Perhaps, the current financial difficulty will cause us all to stop and think about the ways in which this country is getting out of control. Money is getting more difficult to earn and save every day. Families are going to have to sit down and strategize if they are to survive. A lack of education is a handicap when times are good. In times of turmoil and financial problems people need to be able to think creatively in order to deal with their situation. For example, how much sense can be made out of the fact that as more and more people lose their jobs, their homes, cities and states run out of operating capital, and businesses go down the drain, instead of many families searching for ways to maintain their  emotional health, they are buying up violent video games for their children. This is not a good thing.

Frankly, I think that if there was ever an occasion for people to start thinking smart, this is it. A lot of people got into that habit as a result of the oil prices. I know several businesses that converted to the four-day week to conserve the use of energy in their buildings and to assist their employees by causing them to use less gas. Many drivers began to use public transportation instead of their cars. While most of us have no control over the economy, our personal situation is within our control, and we can begin to think of ways to cut down on expenses as well as improve the quality of our lives.

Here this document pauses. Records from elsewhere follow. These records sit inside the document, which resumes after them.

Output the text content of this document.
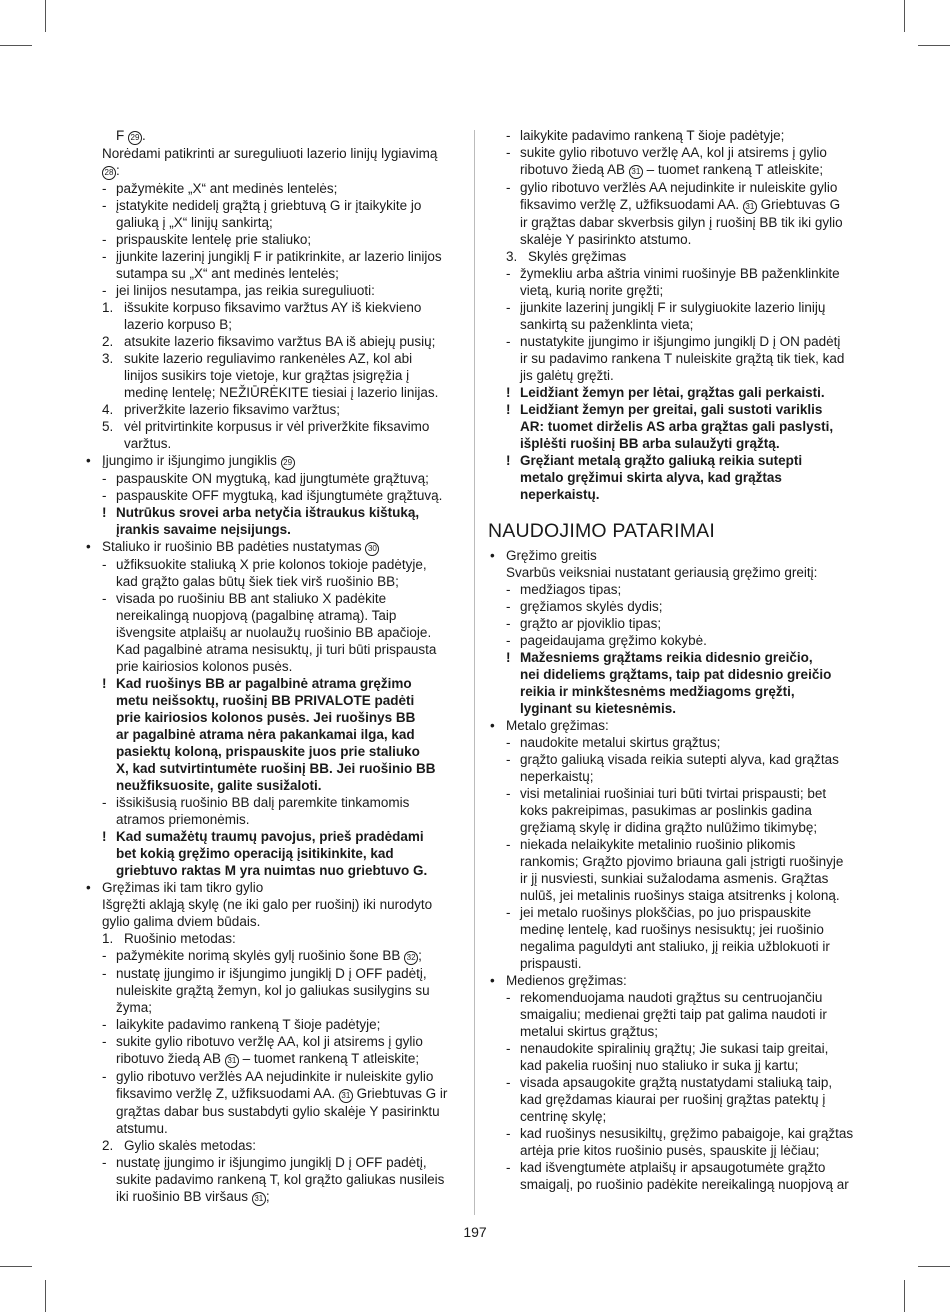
F 29 .
Norėdami patikrinti ar sureguliuoti lazerio linijų lygiavimą
28 :
- pažymėkite „X“ ant medinės lentelės;
- įstatykite nedidelį grąžtą į griebtuvą G ir įtaikykite jo
galiuką į „X“ linijų sankirtą;
- prispauskite lentelę prie staliuko;
- įjunkite lazerinį jungiklį F ir patikrinkite, ar lazerio linijos
sutampa su „X“ ant medinės lentelės;
- jei linijos nesutampa, jas reikia sureguliuoti:
1. išsukite korpuso fiksavimo varžtus AY iš kiekvieno
lazerio korpuso B;
2. atsukite lazerio fiksavimo varžtus BA iš abiejų pusių;
3. sukite lazerio reguliavimo rankenėles AZ, kol abi
linijos susikirs toje vietoje, kur grąžtas įsigręžia į
medinę lentelę; NEŽIŪRĖKITE tiesiai į lazerio linijas.
4. priveržkite lazerio fiksavimo varžtus;
5. vėl pritvirtinkite korpusus ir vėl priveržkite fiksavimo
varžtus.
• Įjungimo ir išjungimo jungiklis 29
- paspauskite ON mygtuką, kad įjungtumėte grąžtuvą;
- paspauskite OFF mygtuką, kad išjungtumėte grąžtuvą.
! Nutrūkus srovei arba netyčia ištraukus kištuką,
įrankis savaime neįsijungs.
• Staliuko ir ruošinio BB padėties nustatymas 30
- užfiksuokite staliuką X prie kolonos tokioje padėtyje,
kad grąžto galas būtų šiek tiek virš ruošinio BB;
- visada po ruošiniu BB ant staliuko X padėkite
nereikalingą nuopjovą (pagalbinę atramą). Taip
išvengsite atplaišų ar nuolaužų ruošinio BB apačioje.
Kad pagalbinė atrama nesisuktų, ji turi būti prispausta
prie kairiosios kolonos pusės.
! Kad ruošinys BB ar pagalbinė atrama gręžimo
metu neišsoktų, ruošinį BB PRIVALOTE padėti
prie kairiosios kolonos pusės. Jei ruošinys BB
ar pagalbinė atrama nėra pakankamai ilga, kad
pasiektų koloną, prispauskite juos prie staliuko
X, kad sutvirtintumėte ruošinį BB. Jei ruošinio BB
neužfiksuosite, galite susižaloti.
- išsikišusią ruošinio BB dalį paremkite tinkamomis
atramos priemonėmis.
! Kad sumažėtų traumų pavojus, prieš pradėdami
bet kokią gręžimo operaciją įsitikinkite, kad
griebtuvo raktas M yra nuimtas nuo griebtuvo G.
• Gręžimas iki tam tikro gylio
Išgręžti akląją skylę (ne iki galo per ruošinį) iki nurodyto
gylio galima dviem būdais.
1. Ruošinio metodas:
- pažymėkite norimą skylės gylį ruošinio šone BB 32 ;
- nustatę įjungimo ir išjungimo jungiklį D į OFF padėtį,
nuleiskite grąžtą žemyn, kol jo galiukas susilygins su
žyma;
- laikykite padavimo rankeną T šioje padėtyje;
- sukite gylio ribotuvo veržlę AA, kol ji atsirems į gylio
ribotuvo žiedą AB 31 – tuomet rankeną T atleiskite;
- gylio ribotuvo veržlės AA nejudinkite ir nuleiskite gylio
fiksavimo veržlę Z, užfiksuodami AA. 31 Griebtuvas G ir
grąžtas dabar bus sustabdyti gylio skalėje Y pasirinktu
atstumu.
2. Gylio skalės metodas:
- nustatę įjungimo ir išjungimo jungiklį D į OFF padėtį,
sukite padavimo rankeną T, kol grąžto galiukas nusileis
iki ruošinio BB viršaus 31 ;
- laikykite padavimo rankeną T šioje padėtyje;
- sukite gylio ribotuvo veržlę AA, kol ji atsirems į gylio
ribotuvo žiedą AB 31 – tuomet rankeną T atleiskite;
- gylio ribotuvo veržlės AA nejudinkite ir nuleiskite gylio
fiksavimo veržlę Z, užfiksuodami AA. 31 Griebtuvas G
ir grąžtas dabar skverbsis gilyn į ruošinį BB tik iki gylio
skalėje Y pasirinkto atstumo.
3. Skylės gręžimas
- žymekliu arba aštria vinimi ruošinyje BB paženklinkite
vietą, kurią norite gręžti;
- įjunkite lazerinį jungiklį F ir sulygiuokite lazerio linijų
sankirtą su paženklinta vieta;
- nustatykite įjungimo ir išjungimo jungiklį D į ON padėtį
ir su padavimo rankena T nuleiskite grąžtą tik tiek, kad
jis galėtų gręžti.
! Leidžiant žemyn per lėtai, grąžtas gali perkaisti.
! Leidžiant žemyn per greitai, gali sustoti variklis
AR: tuomet dirželis AS arba grąžtas gali paslysti,
išplėšti ruošinį BB arba sulaužyti grąžtą.
! Gręžiant metalą grąžto galiuką reikia sutepti
metalo gręžimui skirta alyva, kad grąžtas
neperkaistų.
NAUDOJIMO PATARIMAI
• Gręžimo greitis
Svarbūs veiksniai nustatant geriausią gręžimo greitį:
- medžiagos tipas;
- gręžiamos skylės dydis;
- grąžto ar pjoviklio tipas;
- pageidaujama gręžimo kokybė.
! Mažesniems grąžtams reikia didesnio greičio,
nei dideliems grąžtams, taip pat didesnio greičio
reikia ir minkštesnėms medžiagoms gręžti,
lyginant su kietesnėmis.
• Metalo gręžimas:
- naudokite metalui skirtus grąžtus;
- grąžto galiuką visada reikia sutepti alyva, kad grąžtas
neperkaistų;
- visi metaliniai ruošiniai turi būti tvirtai prispausti; bet
koks pakreipimas, pasukimas ar poslinkis gadina
gręžiamą skylę ir didina grąžto nulūžimo tikimybę;
- niekada nelaikykite metalinio ruošinio plikomis
rankomis; Grąžto pjovimo briauna gali įstrigti ruošinyje
ir jį nusviesti, sunkiai sužalodama asmenis. Grąžtas
nulūš, jei metalinis ruošinys staiga atsitrenks į koloną.
- jei metalo ruošinys plokščias, po juo prispauskite
medinę lentelę, kad ruošinys nesisuktų; jei ruošinio
negalima paguldyti ant staliuko, jį reikia užblokuoti ir
prispausti.
• Medienos gręžimas:
- rekomenduojama naudoti grąžtus su centruojančiu
smaigaliu; medienai gręžti taip pat galima naudoti ir
metalui skirtus grąžtus;
- nenaudokite spiralinių grąžtų; Jie sukasi taip greitai,
kad pakelia ruošinį nuo staliuko ir suka jį kartu;
- visada apsaugokite grąžtą nustatydami staliuką taip,
kad gręždamas kiaurai per ruošinį grąžtas patektų į
centrinę skylę;
- kad ruošinys nesusikiltų, gręžimo pabaigoje, kai grąžtas
artėja prie kitos ruošinio pusės, spauskite jį lėčiau;
- kad išvengtumėte atplaišų ir apsaugotumėte grąžto
smaigalį, po ruošinio padėkite nereikalingą nuopjovą ar
197
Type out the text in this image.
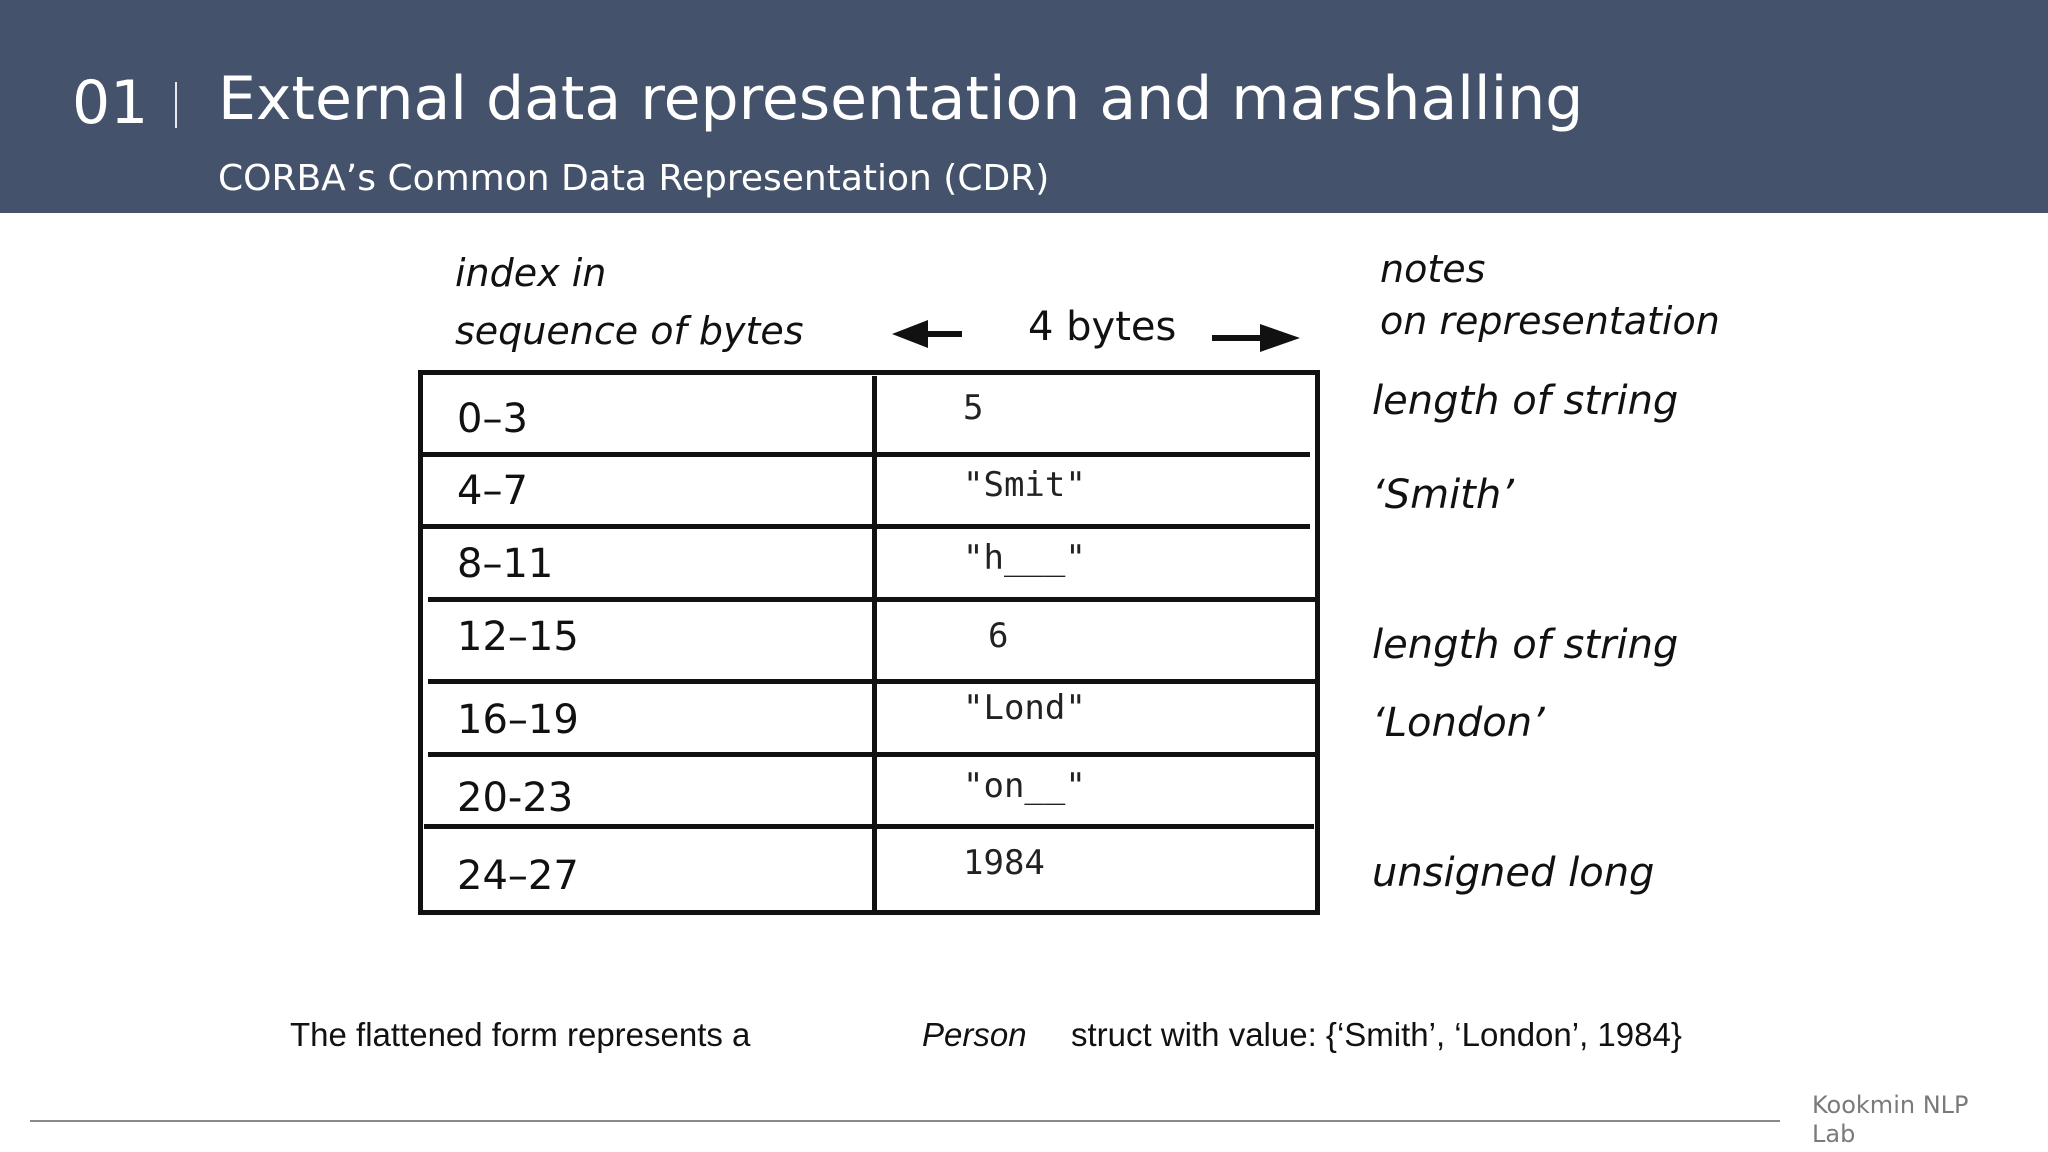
01 External data representation and marshalling
CORBA’s Common Data Representation (CDR)
index in
sequence of bytes	4 bytes
notes
on representation
0–3
4–7
8–11
12–15
16–19
20-23
24–27
5
"Smit"
"h___"
6
"Lond"
"on__"
1984
length of string
‘Smith’
length of string
‘London’
unsigned long
The flattened form represents a	Person struct with value: {‘Smith’, ‘London’, 1984}
Kookmin NLP Lab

Most of us, when we look around our homes, can admit that we already have more goods than we need. Probably, if we never buy another electronic device, we would have enough. How many televisions does a person need? How many computers? How many telephones? But it's just not changes in financial matters that we should be aware of; we need to look at our cultural values. A few decades ago, many people felt that television posed a serious threat to out cultural values. Sex and violence were popular themes being paraded before the eyes of children. Parents fought to establish a rating system for programs aimed at family viewing. They succeeded to a certain extent. Still, many television programs served up during prime time are questionable.

The Internet is a much more dangerous form of entertainment. There are chat rooms and Web pages that prey on the innocence of young people and quite often entice them into situations they are unequipped to handle. Parents who are unable to monitor their children's viewing habits at all times should ask themselves if they can afford to take chances with allowing their children open access to Internet viewing.

We have to begin to seriously understand that children are the adults of the future, and they have to be prepared to be the future leaders of the country.

Parents need to ask themselves if violent video games and visiting dangerous chat rooms will lead their kids in the direction they should be going.

When it's all said and done, there's a lot of retooling and reshaping that needs to be done in our society. We need a lot more than financial bailouts to right this country; we need ethical returning.

At the moment, the most we can do is hope for the best.